July 27, 2010

Best Coast - Crazy for You

One of my favorite things on the internet right now is a little site called ‘fuckyeahghosttowns’ (it’s a popular naming convention for Tumblr blogs—don’t ask me why) which collects pictures and stories of abandoned and run-down places. I’ve noticed a good percentage of the locales featured are old Californian mining and railroad towns that fell into disrepair once the resources dried up. Kelso was one such town, founded in the 1920s as a railroad depot (it’s in the Mojave National Preserve on the route from Las Vegas to L.A.) and booming in the ’40s with the discovery of iron, borax, gold, and silver in the area. The mines closed after only about a decade and the town slowly dwindled for the next fifty years. In the ’70s, just before the introduction of things like cable and satellite dishes, Kelso and its roughly 80 remaining residents lay outside the reach of broadcast signals and became known as “the town without television.” Bethany Cosentino would’ve hated it.
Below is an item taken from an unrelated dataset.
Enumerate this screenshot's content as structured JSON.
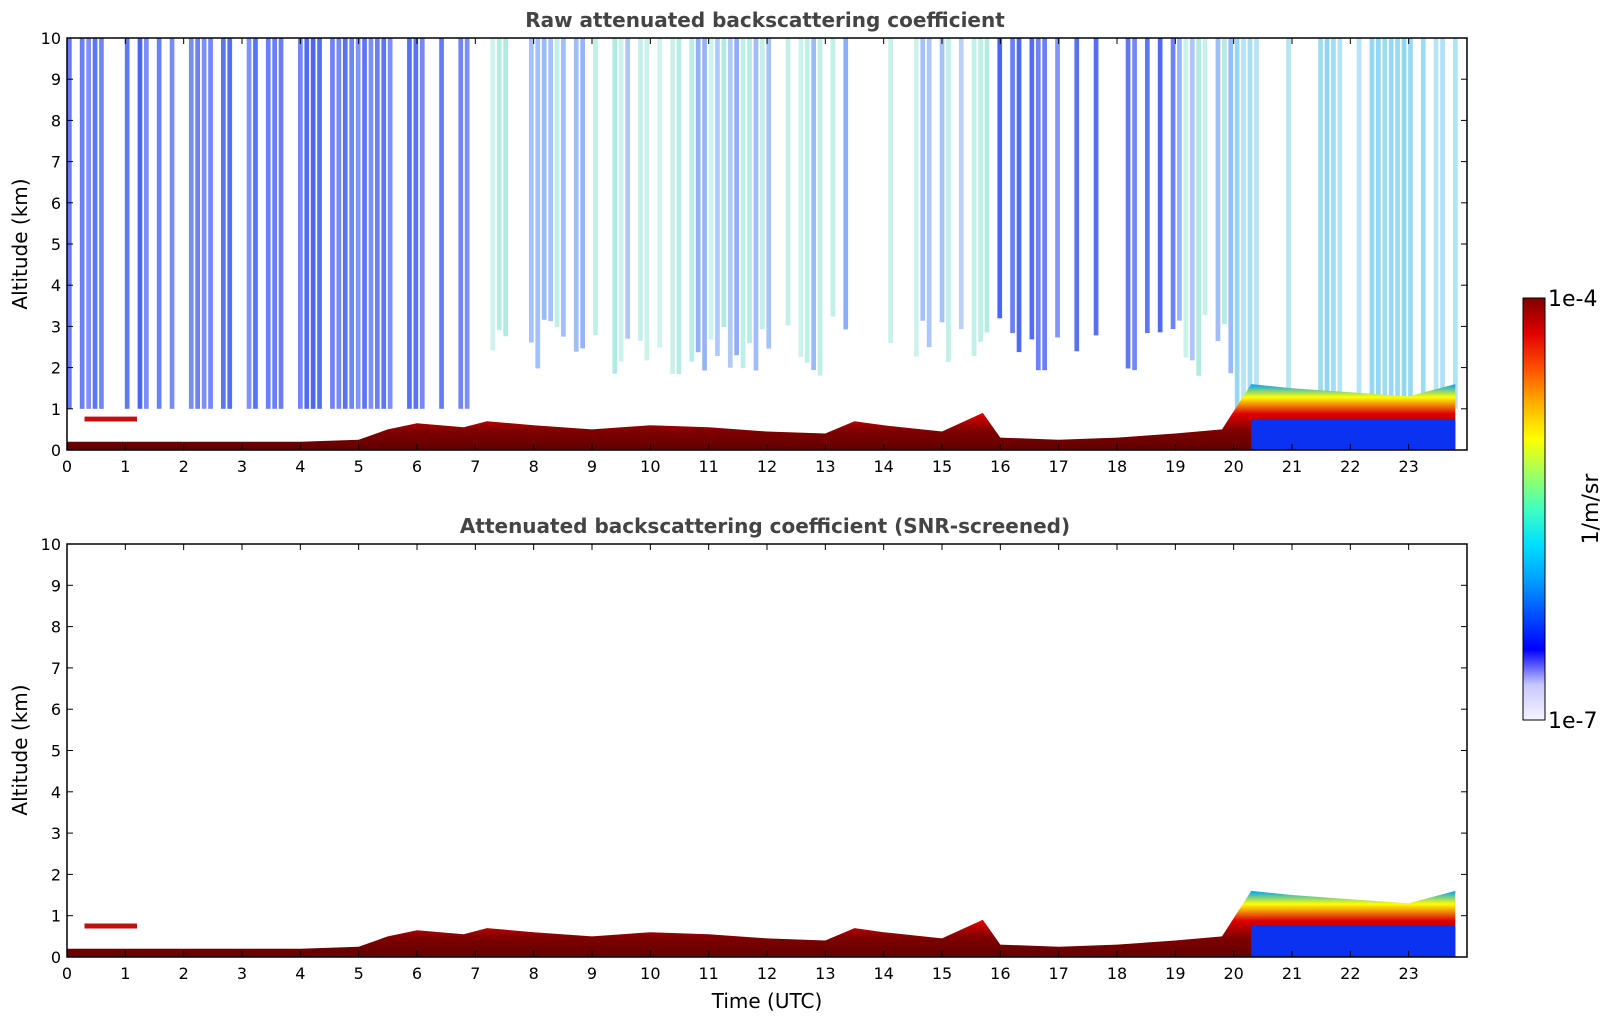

In case you didn’t know, Ms. Cosentino is the principle singer and songwriter behind a little band called Best Coast (from Los Angeles, of course). She loves to watch TV, eat junk food, play with her now famous cat Snacks, and smoke marijuana. Along with (her boyfriend) Wavves, she’s become something of a temporary indie pop idol—a California ambassador for the Pitchfork set—positioning those suburban pastimes against post-ironic songs about teenage romance, longing, and boredom. I told the story about the town of Kelso because I wanted to point out the rather obvious fact that the songs on Best Coast’s debut album, Crazy for You, don’t emanate from the real Golden State so much as a California of the mind. It’s a step beyond self-conscious fantasy, where the line between the Cosentino we read on Twitter and the woman wailing “I wish we could go back to when I was seventeen” on closer “Each & Everyday” becomes a moot distinction. The lack of performative distance here means that art and artist are practically one in the same, hence her appeal as a persona, not just as a musician. It also means that some people will be put off by the potentially banal and utterly straightforward nature of her work.
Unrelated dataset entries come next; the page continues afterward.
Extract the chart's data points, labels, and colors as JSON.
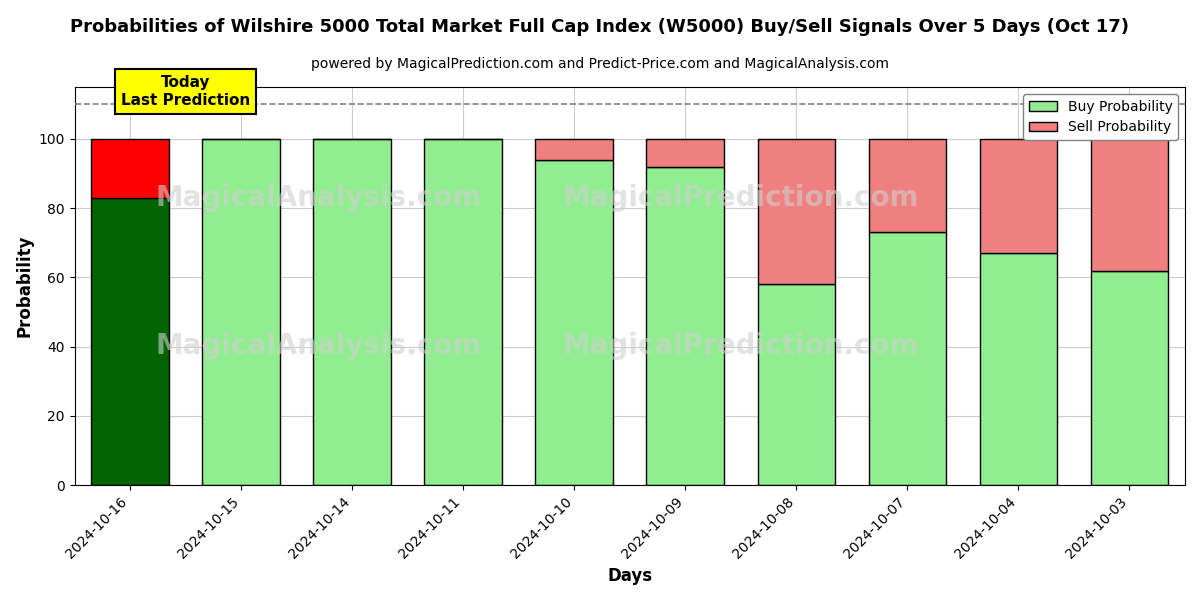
{
  "title": "Probabilities of Wilshire 5000 Total Market Full Cap Index (W5000) Buy/Sell Signals Over 5 Days (Oct 17)",
  "subtitle": "powered by MagicalPrediction.com and Predict-Price.com and MagicalAnalysis.com",
  "xlabel": "Days",
  "ylabel": "Probability",
  "dates": [
    "2024-10-16",
    "2024-10-15",
    "2024-10-14",
    "2024-10-11",
    "2024-10-10",
    "2024-10-09",
    "2024-10-08",
    "2024-10-07",
    "2024-10-04",
    "2024-10-03"
  ],
  "buy_probs": [
    83,
    100,
    100,
    100,
    94,
    92,
    58,
    73,
    67,
    62
  ],
  "sell_probs": [
    17,
    0,
    0,
    0,
    6,
    8,
    42,
    27,
    33,
    38
  ],
  "bar_colors_buy_today": "#006400",
  "bar_colors_buy_normal": "#90EE90",
  "bar_colors_sell_today": "#FF0000",
  "bar_colors_sell_normal": "#F08080",
  "bar_edge_color": "#000000",
  "bar_width": 0.7,
  "ylim": [
    0,
    115
  ],
  "yticks": [
    0,
    20,
    40,
    60,
    80,
    100
  ],
  "dashed_line_y": 110,
  "grid_color": "#cccccc",
  "background_color": "#ffffff",
  "plot_bg_color": "#ffffff",
  "watermark_texts": [
    "MagicalAnalysis.com",
    "MagicalPrediction.com"
  ],
  "watermark_color": "#d0d0d0",
  "legend_buy_label": "Buy Probability",
  "legend_sell_label": "Sell Probability",
  "today_box_text": "Today\nLast Prediction",
  "today_box_color": "#FFFF00",
  "title_fontsize": 13,
  "subtitle_fontsize": 10,
  "axis_label_fontsize": 12,
  "tick_fontsize": 10
}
Musically, surf, punk, and grunge are the order of the day here, all framed in crunchy reverb and saccharine 60s pop melodicism. In that sense, this is a sound that speaks to our particular cultural moment (when the pendulum of nostalgia is swinging toward the Clinton years) and functions within a simplistic enough framework to not alienate anyone who isn’t looking for anything pretentious. Most of these songs stay in the bouncy middle tempos, with drums that do little more than keep time for Cosentino’s ubiquitously fuzzy rhythm guitar (which sticks to lower chords in lieu of a bass guitar) and the periodic lead guitar highlight from Bobb Bruno. Bruno, the long-haired metalhead of few words with a knack for vintage surf riffs and a soft spot for pop hooks, is a good working foil for Cosentino’s starry-eyed/glazed schtick and really makes this record. Though his direct contributions aren’t always prominent, you realize how much he brings to the table on standouts like “Boyfriend,” “Our Deal,” and bonus track “When I’m With You,” one of the duo’s early singles that fueled the Best Coast hype. The well-wrought tone and intrinsic catchiness of his leads add a sense of openness and interplay to what are otherwise very compact and repetitive tunes.
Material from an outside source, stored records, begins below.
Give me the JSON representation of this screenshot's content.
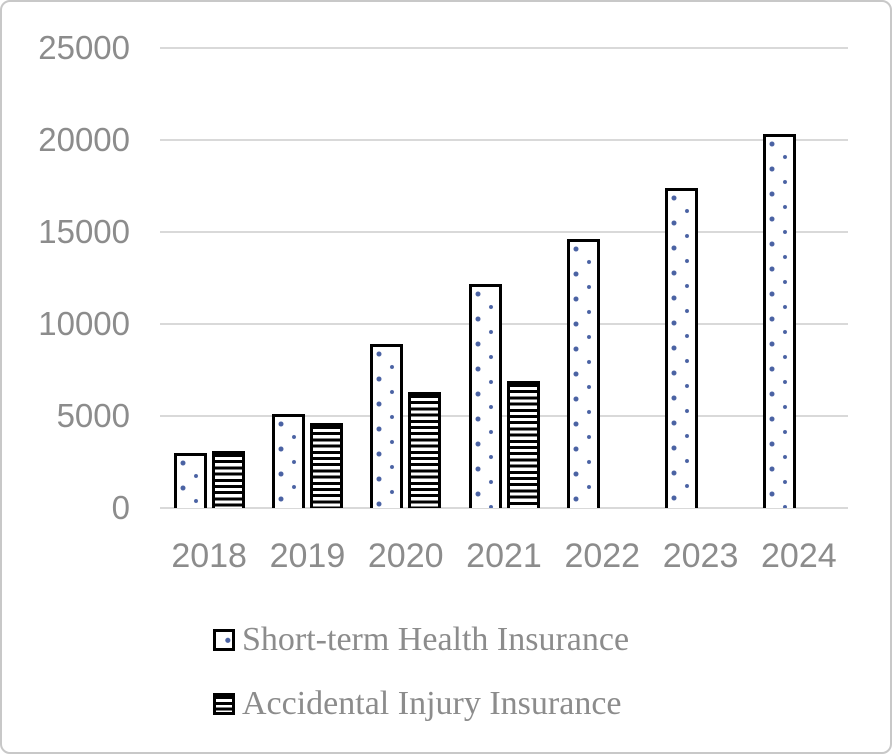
{
  "chart_data": {
    "type": "bar",
    "title": "",
    "xlabel": "",
    "ylabel": "",
    "categories": [
      "2018",
      "2019",
      "2020",
      "2021",
      "2022",
      "2023",
      "2024"
    ],
    "series": [
      {
        "name": "Short-term Health Insurance",
        "pattern": "dots",
        "values": [
          3000,
          5100,
          8900,
          12200,
          14600,
          17400,
          20300
        ]
      },
      {
        "name": "Accidental Injury Insurance",
        "pattern": "hlines",
        "values": [
          3100,
          4600,
          6300,
          6900,
          null,
          null,
          null
        ]
      }
    ],
    "ylim": [
      0,
      25000
    ],
    "ytick_step": 5000,
    "yticks": [
      "25000",
      "20000",
      "15000",
      "10000",
      "5000",
      "0"
    ],
    "grid": true,
    "legend_position": "bottom-left"
  },
  "colors": {
    "bar_border": "#000000",
    "pattern_dot_blue": "#4a62a3",
    "gridline": "#d9d9d9",
    "axis_text": "#8c8c8c",
    "legend_text": "#8c8c8c",
    "frame_border": "#c8c8c8",
    "background": "#ffffff"
  }
}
But I don’t mean to sound like I’m begrudging Best Coast their success. Crafting music that feels immediate, natural, and comfortable while retaining a modicum of identity and making sense over a narrative arc isn’t nearly as easy as people think (trust me, I’ve tried). We take pop for grated because we’re so used to it, but we still don’t understand the power it can have over us. Sure, “baby” always rhymes with “crazy,” “miss you” with “kiss you,” and “friend” with “end,” but whoever said substance and feeling couldn’t lurk within obvious couplets? Songs like “The End,” “I Want To,” “Summer Mood,” and the aforementioned “Boyfriend” are all about the exact same thing: wanting to be with someone who just wants to be friends. How many of the all-time great pop songs that we still revere have covered that subject? Cosentino has the kind of voice that can deliver simplistic sentiments with clarity and force, bolstering her case for transparency. Even if Crazy for You doesn’t make waves beyond the summer of 2010 (and I would argue that, as an album, it shouldn’t—BC are best treated as a singles band / mix tape fodder), the irrefutable fact remains that they’ve never given us a reason to expect otherwise. It’s not a tacit endorsement of shallowness or vapidity, it’s a plea for emotional directness. If getting there requires lowered defenses and teenage melodrama, so be it. Gotta get off the couch somehow, right?